Angels don’t have to wait until Opening Day with Trout
It turns out the Angels no longer have to wait until Opening Day for Mike Trout to put pen to paper on a long-term extension.
The Angels don’t want the average annual value of Trout’s potential new extension — still under negotiations — to affect their Collective Balance Tax payroll until the 2015 season, so that they don’t blow past the $189 million luxury-tax threshold in 2014. But the club recently found out, and confirmed through Major League Baseball, that they don’t necessarily have to wait until after Opening Day to have Trout sign (and subsequently announce) a long-term extension in order for that to be the case.

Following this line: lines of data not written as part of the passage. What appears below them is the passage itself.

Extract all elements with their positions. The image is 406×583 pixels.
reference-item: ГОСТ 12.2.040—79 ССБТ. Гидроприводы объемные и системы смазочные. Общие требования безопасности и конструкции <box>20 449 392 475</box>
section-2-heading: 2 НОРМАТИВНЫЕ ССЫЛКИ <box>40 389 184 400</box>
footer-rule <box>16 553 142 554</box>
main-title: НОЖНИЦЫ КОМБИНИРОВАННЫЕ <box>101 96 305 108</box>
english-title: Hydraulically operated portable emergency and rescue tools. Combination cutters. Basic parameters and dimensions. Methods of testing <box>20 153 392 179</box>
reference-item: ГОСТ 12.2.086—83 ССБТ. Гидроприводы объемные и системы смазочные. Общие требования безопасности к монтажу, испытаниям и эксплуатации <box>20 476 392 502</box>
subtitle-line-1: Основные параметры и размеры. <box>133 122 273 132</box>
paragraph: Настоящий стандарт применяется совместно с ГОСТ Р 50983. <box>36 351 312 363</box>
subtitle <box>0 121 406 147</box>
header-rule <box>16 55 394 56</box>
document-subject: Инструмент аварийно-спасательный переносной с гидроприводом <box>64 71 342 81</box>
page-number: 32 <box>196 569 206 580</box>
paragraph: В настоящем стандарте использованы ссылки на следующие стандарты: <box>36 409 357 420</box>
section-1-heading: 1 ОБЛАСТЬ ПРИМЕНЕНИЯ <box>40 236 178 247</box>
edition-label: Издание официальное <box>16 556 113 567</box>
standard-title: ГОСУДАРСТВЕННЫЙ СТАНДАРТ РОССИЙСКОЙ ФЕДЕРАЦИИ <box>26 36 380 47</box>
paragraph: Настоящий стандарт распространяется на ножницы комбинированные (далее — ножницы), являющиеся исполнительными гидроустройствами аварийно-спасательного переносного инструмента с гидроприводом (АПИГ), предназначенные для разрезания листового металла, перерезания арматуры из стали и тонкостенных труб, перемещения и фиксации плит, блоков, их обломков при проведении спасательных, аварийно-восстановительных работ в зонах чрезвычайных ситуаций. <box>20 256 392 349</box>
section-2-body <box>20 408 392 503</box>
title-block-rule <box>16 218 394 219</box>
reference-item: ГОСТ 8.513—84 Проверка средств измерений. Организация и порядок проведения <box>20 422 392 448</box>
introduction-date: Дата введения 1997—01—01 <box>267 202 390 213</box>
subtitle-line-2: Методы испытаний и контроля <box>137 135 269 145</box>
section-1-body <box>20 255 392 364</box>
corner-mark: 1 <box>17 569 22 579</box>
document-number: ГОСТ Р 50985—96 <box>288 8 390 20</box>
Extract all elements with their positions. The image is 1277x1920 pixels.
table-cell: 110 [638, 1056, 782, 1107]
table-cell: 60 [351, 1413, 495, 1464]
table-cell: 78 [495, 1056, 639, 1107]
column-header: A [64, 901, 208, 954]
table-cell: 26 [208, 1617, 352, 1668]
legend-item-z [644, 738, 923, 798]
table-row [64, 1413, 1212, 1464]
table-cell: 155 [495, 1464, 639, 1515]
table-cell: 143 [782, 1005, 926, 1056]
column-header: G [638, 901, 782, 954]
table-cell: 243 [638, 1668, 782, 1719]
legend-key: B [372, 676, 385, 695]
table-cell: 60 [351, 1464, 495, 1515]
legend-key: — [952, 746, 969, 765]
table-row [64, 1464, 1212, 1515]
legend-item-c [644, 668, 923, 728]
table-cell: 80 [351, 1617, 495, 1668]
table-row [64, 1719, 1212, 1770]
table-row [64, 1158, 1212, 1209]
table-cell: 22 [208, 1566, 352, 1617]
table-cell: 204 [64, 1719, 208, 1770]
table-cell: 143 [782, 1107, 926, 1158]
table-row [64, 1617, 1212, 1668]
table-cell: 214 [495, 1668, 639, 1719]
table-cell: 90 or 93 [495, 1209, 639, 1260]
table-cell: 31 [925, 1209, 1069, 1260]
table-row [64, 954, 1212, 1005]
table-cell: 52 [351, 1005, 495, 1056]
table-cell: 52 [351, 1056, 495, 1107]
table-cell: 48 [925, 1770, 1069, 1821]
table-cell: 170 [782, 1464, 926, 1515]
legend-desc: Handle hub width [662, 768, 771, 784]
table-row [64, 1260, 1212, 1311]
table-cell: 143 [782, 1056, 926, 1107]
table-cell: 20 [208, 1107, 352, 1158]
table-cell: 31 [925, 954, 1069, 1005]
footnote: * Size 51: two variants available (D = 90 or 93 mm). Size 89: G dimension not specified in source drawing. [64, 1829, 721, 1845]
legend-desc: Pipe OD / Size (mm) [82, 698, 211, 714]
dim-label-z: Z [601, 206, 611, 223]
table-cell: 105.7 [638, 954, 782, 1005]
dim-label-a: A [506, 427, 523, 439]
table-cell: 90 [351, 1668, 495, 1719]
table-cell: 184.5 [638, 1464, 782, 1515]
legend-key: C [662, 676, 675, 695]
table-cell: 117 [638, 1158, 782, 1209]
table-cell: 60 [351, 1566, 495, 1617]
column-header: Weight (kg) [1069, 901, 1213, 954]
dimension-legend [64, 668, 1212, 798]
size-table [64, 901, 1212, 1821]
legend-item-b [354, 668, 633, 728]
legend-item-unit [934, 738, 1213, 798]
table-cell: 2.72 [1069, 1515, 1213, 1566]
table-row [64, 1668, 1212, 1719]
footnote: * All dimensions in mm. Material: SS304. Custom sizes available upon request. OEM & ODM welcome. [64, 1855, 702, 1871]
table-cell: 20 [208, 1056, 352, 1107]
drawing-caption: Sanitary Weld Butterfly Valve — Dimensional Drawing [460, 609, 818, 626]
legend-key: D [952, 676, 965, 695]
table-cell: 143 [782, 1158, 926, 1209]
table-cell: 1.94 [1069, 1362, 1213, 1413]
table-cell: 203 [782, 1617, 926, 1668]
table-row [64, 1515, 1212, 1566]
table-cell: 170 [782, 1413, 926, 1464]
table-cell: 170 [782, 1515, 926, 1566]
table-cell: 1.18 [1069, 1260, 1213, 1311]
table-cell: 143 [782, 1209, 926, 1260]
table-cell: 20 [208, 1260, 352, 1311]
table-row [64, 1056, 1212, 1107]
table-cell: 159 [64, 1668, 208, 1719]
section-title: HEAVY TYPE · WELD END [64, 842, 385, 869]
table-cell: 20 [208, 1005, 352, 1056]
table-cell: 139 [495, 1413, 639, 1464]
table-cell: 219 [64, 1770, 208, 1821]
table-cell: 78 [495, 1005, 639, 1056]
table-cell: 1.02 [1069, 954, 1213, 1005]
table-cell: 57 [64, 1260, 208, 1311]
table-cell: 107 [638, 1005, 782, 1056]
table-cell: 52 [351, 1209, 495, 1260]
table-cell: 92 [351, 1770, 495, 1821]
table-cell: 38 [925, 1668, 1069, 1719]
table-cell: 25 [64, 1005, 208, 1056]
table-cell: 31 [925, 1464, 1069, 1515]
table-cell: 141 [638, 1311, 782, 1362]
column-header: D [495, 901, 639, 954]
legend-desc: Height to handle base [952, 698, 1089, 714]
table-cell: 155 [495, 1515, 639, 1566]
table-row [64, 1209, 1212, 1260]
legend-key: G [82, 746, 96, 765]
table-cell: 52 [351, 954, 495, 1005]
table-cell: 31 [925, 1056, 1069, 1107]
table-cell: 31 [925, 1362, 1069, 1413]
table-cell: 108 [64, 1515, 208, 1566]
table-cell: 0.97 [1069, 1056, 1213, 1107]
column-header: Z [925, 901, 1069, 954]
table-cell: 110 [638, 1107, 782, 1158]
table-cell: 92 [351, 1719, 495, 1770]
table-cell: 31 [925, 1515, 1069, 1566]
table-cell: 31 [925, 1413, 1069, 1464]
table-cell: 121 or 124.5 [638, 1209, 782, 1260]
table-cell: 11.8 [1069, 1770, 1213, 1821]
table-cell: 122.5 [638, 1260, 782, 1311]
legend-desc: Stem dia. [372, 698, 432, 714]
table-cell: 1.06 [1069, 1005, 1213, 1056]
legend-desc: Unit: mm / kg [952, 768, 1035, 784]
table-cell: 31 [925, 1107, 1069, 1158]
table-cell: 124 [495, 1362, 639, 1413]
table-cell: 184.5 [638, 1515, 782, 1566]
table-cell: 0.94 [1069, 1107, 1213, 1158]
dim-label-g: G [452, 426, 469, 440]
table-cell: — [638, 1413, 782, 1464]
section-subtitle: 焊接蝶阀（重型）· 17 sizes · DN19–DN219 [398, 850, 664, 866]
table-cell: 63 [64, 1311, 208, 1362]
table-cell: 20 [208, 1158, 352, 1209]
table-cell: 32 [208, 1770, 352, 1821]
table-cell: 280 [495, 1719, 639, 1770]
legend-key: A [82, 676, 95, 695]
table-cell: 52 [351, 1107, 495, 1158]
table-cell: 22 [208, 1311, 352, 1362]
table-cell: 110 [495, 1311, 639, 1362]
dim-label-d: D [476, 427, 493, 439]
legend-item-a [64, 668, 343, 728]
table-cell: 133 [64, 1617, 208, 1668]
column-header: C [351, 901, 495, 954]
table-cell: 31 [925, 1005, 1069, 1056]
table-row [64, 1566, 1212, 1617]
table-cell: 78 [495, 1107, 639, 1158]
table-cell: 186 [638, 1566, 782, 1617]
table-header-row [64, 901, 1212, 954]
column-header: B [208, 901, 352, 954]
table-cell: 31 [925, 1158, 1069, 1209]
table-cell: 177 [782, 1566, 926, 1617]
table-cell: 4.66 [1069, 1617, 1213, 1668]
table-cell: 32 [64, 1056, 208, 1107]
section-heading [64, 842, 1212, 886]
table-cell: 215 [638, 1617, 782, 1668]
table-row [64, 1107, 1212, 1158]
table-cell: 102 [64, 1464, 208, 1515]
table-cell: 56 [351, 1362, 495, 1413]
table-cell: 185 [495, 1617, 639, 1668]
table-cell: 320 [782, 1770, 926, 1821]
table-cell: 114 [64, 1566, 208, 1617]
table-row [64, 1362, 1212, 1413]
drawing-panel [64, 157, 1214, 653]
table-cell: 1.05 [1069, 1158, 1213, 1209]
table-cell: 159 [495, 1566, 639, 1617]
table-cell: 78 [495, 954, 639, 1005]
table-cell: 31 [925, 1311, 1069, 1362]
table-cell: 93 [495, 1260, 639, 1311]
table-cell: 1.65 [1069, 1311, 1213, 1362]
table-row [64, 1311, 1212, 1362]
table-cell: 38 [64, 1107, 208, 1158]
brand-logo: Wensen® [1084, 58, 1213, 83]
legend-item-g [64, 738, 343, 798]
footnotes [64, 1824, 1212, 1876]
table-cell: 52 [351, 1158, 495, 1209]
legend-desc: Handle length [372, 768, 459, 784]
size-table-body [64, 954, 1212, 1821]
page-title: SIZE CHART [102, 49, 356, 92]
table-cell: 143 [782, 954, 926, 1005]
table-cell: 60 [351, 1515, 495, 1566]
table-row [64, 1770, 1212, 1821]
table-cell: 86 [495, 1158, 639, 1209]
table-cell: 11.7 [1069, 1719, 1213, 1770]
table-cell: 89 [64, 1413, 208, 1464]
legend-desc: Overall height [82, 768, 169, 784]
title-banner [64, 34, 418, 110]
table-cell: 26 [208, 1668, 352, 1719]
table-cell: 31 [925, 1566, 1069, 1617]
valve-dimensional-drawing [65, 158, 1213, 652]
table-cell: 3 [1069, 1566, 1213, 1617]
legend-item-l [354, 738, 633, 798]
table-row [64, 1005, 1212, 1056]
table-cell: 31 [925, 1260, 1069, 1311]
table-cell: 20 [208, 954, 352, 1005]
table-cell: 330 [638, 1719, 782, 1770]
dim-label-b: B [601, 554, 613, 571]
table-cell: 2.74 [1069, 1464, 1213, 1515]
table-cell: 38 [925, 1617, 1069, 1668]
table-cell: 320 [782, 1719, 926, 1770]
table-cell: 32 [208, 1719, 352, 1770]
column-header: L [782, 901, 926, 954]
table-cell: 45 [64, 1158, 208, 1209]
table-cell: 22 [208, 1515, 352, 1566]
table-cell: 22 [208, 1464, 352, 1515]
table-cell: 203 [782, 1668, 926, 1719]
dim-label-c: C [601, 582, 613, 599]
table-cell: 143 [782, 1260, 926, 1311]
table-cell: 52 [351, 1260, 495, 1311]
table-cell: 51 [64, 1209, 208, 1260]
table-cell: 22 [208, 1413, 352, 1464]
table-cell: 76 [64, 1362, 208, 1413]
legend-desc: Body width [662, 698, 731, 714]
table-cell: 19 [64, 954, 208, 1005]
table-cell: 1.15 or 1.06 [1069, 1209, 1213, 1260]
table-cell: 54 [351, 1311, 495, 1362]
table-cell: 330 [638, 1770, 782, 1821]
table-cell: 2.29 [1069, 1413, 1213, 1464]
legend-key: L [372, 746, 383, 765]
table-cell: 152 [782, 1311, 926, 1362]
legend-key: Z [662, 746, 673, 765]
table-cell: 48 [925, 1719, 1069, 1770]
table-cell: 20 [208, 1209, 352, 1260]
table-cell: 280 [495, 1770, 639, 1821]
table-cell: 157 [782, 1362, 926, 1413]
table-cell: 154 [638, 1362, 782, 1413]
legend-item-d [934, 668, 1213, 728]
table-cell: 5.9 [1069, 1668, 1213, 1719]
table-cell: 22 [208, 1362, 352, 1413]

As soon as Trout’s compensation for 2014 is set, his AAV on a long-term deal automatically won’t count until the following season.
The rule changed shortly after Adrian Gonzalez signed a seven-year, $154 million extension with the Red Sox — a deal that was being talked about in December 2010 and wasn’t signed until the following April for CBT purposes — but it’s unclear when it was adopted.
The purpose for the change was to guard against teams going through an entire spring without having the deal get signed because their weary of the CBT, and then having the player be subject to potential injury and the contract getting nixed.
The Angels are currently in the process of agreeing with their zero to three guys (those who are pre-arbitration), and Trout’s could get done soon. After that, he can sign an extension at any point. Neither side would comment on a potential deal on Monday, but nothing is imminent — despite a Sunday report from Yahoo! Sports that the Angels and Trout are working on a six-year, $150 million contract.